Individual policy areas have been reflecting on equality and inequality issues within their own areas and speaking to a range of stakeholders while developing policy and guidance. Equality and Fairer Scotland Impacts Assessments (EQFSIA) have been produced alongside the legislation[7] and on Thursday, 2 July, the Scottish Government published a first overview batch of evidence on the Equality and Fairer Scotland Impact Assessment of the Phase 1 and 2 measures from the Route Map.[8] This document collates similar evidence for the measures that were taken during Phase 3 of the Route Map.

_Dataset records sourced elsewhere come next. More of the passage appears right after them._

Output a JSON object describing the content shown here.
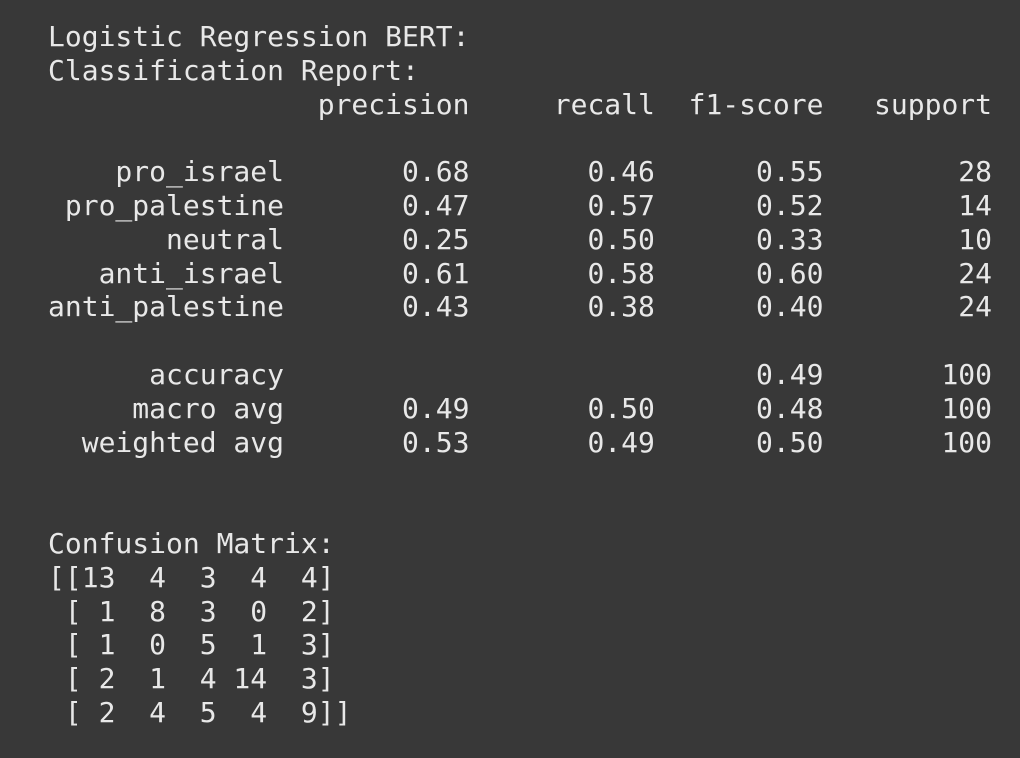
{
  "title": "Logistic Regression BERT:",
  "report": {
    "heading": "Classification Report:",
    "columns": [
      "precision",
      "recall",
      "f1-score",
      "support"
    ],
    "rows": [
      {
        "label": "pro_israel",
        "precision": "0.68",
        "recall": "0.46",
        "f1": "0.55",
        "support": "28"
      },
      {
        "label": "pro_palestine",
        "precision": "0.47",
        "recall": "0.57",
        "f1": "0.52",
        "support": "14"
      },
      {
        "label": "neutral",
        "precision": "0.25",
        "recall": "0.50",
        "f1": "0.33",
        "support": "10"
      },
      {
        "label": "anti_israel",
        "precision": "0.61",
        "recall": "0.58",
        "f1": "0.60",
        "support": "24"
      },
      {
        "label": "anti_palestine",
        "precision": "0.43",
        "recall": "0.38",
        "f1": "0.40",
        "support": "24"
      }
    ],
    "summary": [
      {
        "label": "accuracy",
        "precision": "",
        "recall": "",
        "f1": "0.49",
        "support": "100"
      },
      {
        "label": "macro avg",
        "precision": "0.49",
        "recall": "0.50",
        "f1": "0.48",
        "support": "100"
      },
      {
        "label": "weighted avg",
        "precision": "0.53",
        "recall": "0.49",
        "f1": "0.50",
        "support": "100"
      }
    ]
  },
  "confusion": {
    "heading": "Confusion Matrix:",
    "matrix": [
      [
        13,
        4,
        3,
        4,
        4
      ],
      [
        1,
        8,
        3,
        0,
        2
      ],
      [
        1,
        0,
        5,
        1,
        3
      ],
      [
        2,
        1,
        4,
        14,
        3
      ],
      [
        2,
        4,
        5,
        4,
        9
      ]
    ]
  }
}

Where any negative impacts have been identified, we have sought to mitigate / eliminate these. We are also mindful that the equality duty is not just about negating or mitigating negative impacts, as we also have a positive duty to promote equality. We have sought to do this through provisions contained in the Regulations, or by the range of support and guidance[9] available.

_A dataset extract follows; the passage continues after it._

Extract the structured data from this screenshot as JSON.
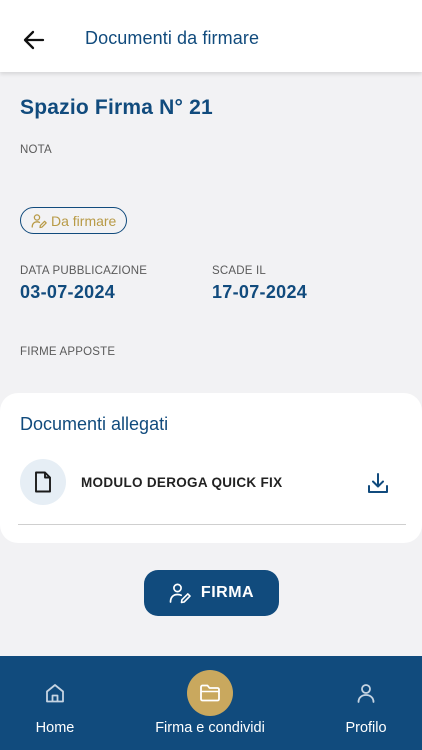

While it is the view of the Scottish Government that any remaining impacts are currently justified and a proportionate means of helping to achieve the legitimate aim of reducing the public health risks posed by coronavirus, the Scottish Government also recognises that these measures are only required to respond to the current set of circumstances, and are only necessary as long as the potential public health benefits can justify any negative impacts caused.

Throughout the phases measures and mitigations continued to be a balance between the public health risks of virus transmission and the other health, social and economic harms. During Phase 3 there was a welcome release of many measures including the return of educational establishments, but some measures which were originally set out as Phase 3 were not released due to updated clinical advice on risk. Additional temporary local and national measures were introduced in recognition of a rapidly increasing rate of transmission of COVID-19 on 9 October. These Regulations partially came into force at 6pm on Friday, 9 October and fully came into force on Saturday, 10 October. A separate Equality Impact Assessment was carried out for this.[10]

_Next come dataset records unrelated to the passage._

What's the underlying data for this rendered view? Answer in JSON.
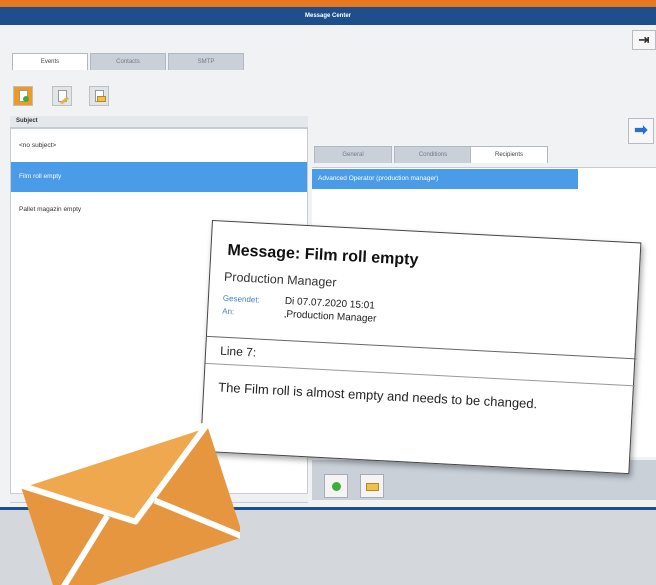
{
  "window": {
    "title": "Message Center"
  },
  "tabs": [
    {
      "label": "Events",
      "active": true
    },
    {
      "label": "Contacts",
      "active": false
    },
    {
      "label": "SMTP",
      "active": false
    }
  ],
  "toolbar": {
    "icons": [
      "new-message-icon",
      "edit-message-icon",
      "open-folder-icon"
    ]
  },
  "subject_list": {
    "header": "Subject",
    "items": [
      {
        "label": "<no subject>",
        "selected": false
      },
      {
        "label": "Film roll empty",
        "selected": true
      },
      {
        "label": "Pallet magazin empty",
        "selected": false
      }
    ]
  },
  "detail_tabs": [
    {
      "label": "General",
      "active": false
    },
    {
      "label": "Conditions",
      "active": false
    },
    {
      "label": "Recipients",
      "active": true
    }
  ],
  "recipients": [
    {
      "label": "Advanced Operator (production manager)",
      "selected": true
    }
  ],
  "email": {
    "title": "Message: Film roll empty",
    "from": "Production Manager",
    "sent_label": "Gesendet:",
    "sent_value": "Di 07.07.2020 15:01",
    "to_label": "An:",
    "to_value": "‚Production Manager",
    "line": "Line 7:",
    "body": "The Film roll is almost empty and needs to be changed."
  },
  "colors": {
    "accent_orange": "#e87722",
    "title_blue": "#1f4e8c",
    "selection_blue": "#4a9be8",
    "envelope_orange": "#e5963e"
  }
}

On 23 October, the Scottish Government published COVID-19: Scotland’s Strategic Framework which set out a new approach to outbreak management based on five levels of protection.[11] This approach allows rapid but proportionate responses to be taken – locally or nationally – using a range of measures and options. The five protection levels in the Strategic Framework consist of four levels above the Route Map Phase 3 baseline (or 'Level 0'). They are designed to achieve progressively stronger effects in suppressing the virus allowing measures to be tailored according to virus levels in local areas.

This report provides an overview of the equality impacts of measures that were set out as Phase 3 of the Route Map and operationalised prior to the 10 October 2020. A separate Equality Impact Assessment has been undertaken in line with the legislation for the Strategic Framework but this document will be useful in understanding the background thinking to measures, guidance and mitigation taken into the Strategic Framework. New evidence is continually being produced and this evidence, alongside the views of partners in the public, private and third sector and the views of Scottish citizens will continue to be important in taking the next steps.